How many gigs does Dr. Drew Pinsky do for a living? He does the Loveline on the radio. He does the Today Show in the mornings. He’s pushing a book about the stars. He supposedly runs a rehab center. But here’s my question – if he’s such a great rehab guy, why didn’t he cure Mary-Kate Olsen when he played her dad in New York Minute? Shouldn’t he have helped her stay off the tabloid covers? How does this guy see patients? Does he squeak them in between Access Hollywood and Dateline crews?

I wonder if Dr. Drew’s rehab center can help me kick my addiction to Sudanka – the decaffeinated numbers game. I understand the rehab business. A few years back I started the Joe Corey Rock Bottom Detox Center.

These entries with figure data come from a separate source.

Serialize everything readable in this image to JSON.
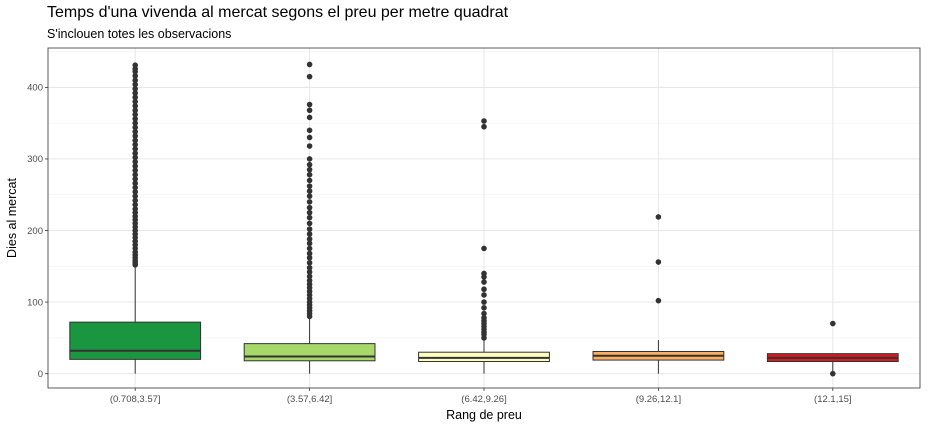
{
  "chart_data": {
    "type": "boxplot",
    "title": "Temps d'una vivenda al mercat segons el preu per metre quadrat",
    "subtitle": "S'inclouen totes les observacions",
    "xlabel": "Rang de preu",
    "ylabel": "Dies al mercat",
    "ylim": [
      -20,
      455
    ],
    "yticks": [
      0,
      100,
      200,
      300,
      400
    ],
    "grid": true,
    "categories": [
      "(0.708,3.57]",
      "(3.57,6.42]",
      "(6.42,9.26]",
      "(9.26,12.1]",
      "(12.1,15]"
    ],
    "boxes": [
      {
        "category": "(0.708,3.57]",
        "color": "#1a9641",
        "whisker_low": 0,
        "q1": 20,
        "median": 32,
        "q3": 72,
        "whisker_high": 150,
        "outliers": [
          152,
          155,
          158,
          162,
          166,
          170,
          175,
          180,
          185,
          190,
          195,
          200,
          205,
          210,
          215,
          220,
          225,
          230,
          236,
          242,
          248,
          254,
          260,
          266,
          272,
          278,
          284,
          290,
          296,
          302,
          308,
          314,
          320,
          326,
          332,
          338,
          344,
          350,
          356,
          362,
          368,
          374,
          380,
          386,
          392,
          398,
          404,
          410,
          416,
          422,
          426,
          431
        ]
      },
      {
        "category": "(3.57,6.42]",
        "color": "#a6d96a",
        "whisker_low": 0,
        "q1": 18,
        "median": 24,
        "q3": 42,
        "whisker_high": 78,
        "outliers": [
          80,
          84,
          88,
          92,
          96,
          100,
          105,
          110,
          115,
          120,
          125,
          130,
          136,
          142,
          148,
          155,
          162,
          168,
          175,
          182,
          188,
          195,
          202,
          210,
          218,
          225,
          232,
          240,
          248,
          255,
          262,
          270,
          278,
          285,
          292,
          300,
          318,
          330,
          340,
          358,
          368,
          376,
          415,
          432
        ]
      },
      {
        "category": "(6.42,9.26]",
        "color": "#ffffbf",
        "whisker_low": 0,
        "q1": 17,
        "median": 22,
        "q3": 30,
        "whisker_high": 48,
        "outliers": [
          50,
          55,
          58,
          62,
          66,
          70,
          74,
          78,
          84,
          92,
          100,
          110,
          118,
          128,
          135,
          140,
          175,
          345,
          353
        ]
      },
      {
        "category": "(9.26,12.1]",
        "color": "#fdae61",
        "whisker_low": 0,
        "q1": 19,
        "median": 25,
        "q3": 31,
        "whisker_high": 47,
        "outliers": [
          102,
          156,
          219
        ]
      },
      {
        "category": "(12.1,15]",
        "color": "#d7191c",
        "whisker_low": 2,
        "q1": 17,
        "median": 22,
        "q3": 28,
        "whisker_high": 28,
        "outliers": [
          0,
          70
        ]
      }
    ]
  }
}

It basically consisted of me kicking rich brats into the basement and giving them a bowl of Ramen noodles a day until they were cured or their parents stopped paying. This treatment was ruled barbaric by so called health care professions and Donald Rumsfeld – even after I demonstrated how on Thursdays, I’d toss down a sprinkler hose for bathday.

It’s a shame Britney Spears didn’t visit my treatment center. Remember, young female superstars, that you haven’t really hit rock bottom till you fall out of my bed.

MOP TOP

Why has Jonathan Hunt, the British Shouting Reporter on Fox News, stolen Ted Kopple’s hair? Does anyone at Fox point out that the guy needs to lose the cloth mop look?

THOUGHT FOR THE DAY

Every time an actor appears on My Name Is Earl, do you ponder “I didn’t know they were Scientologists?”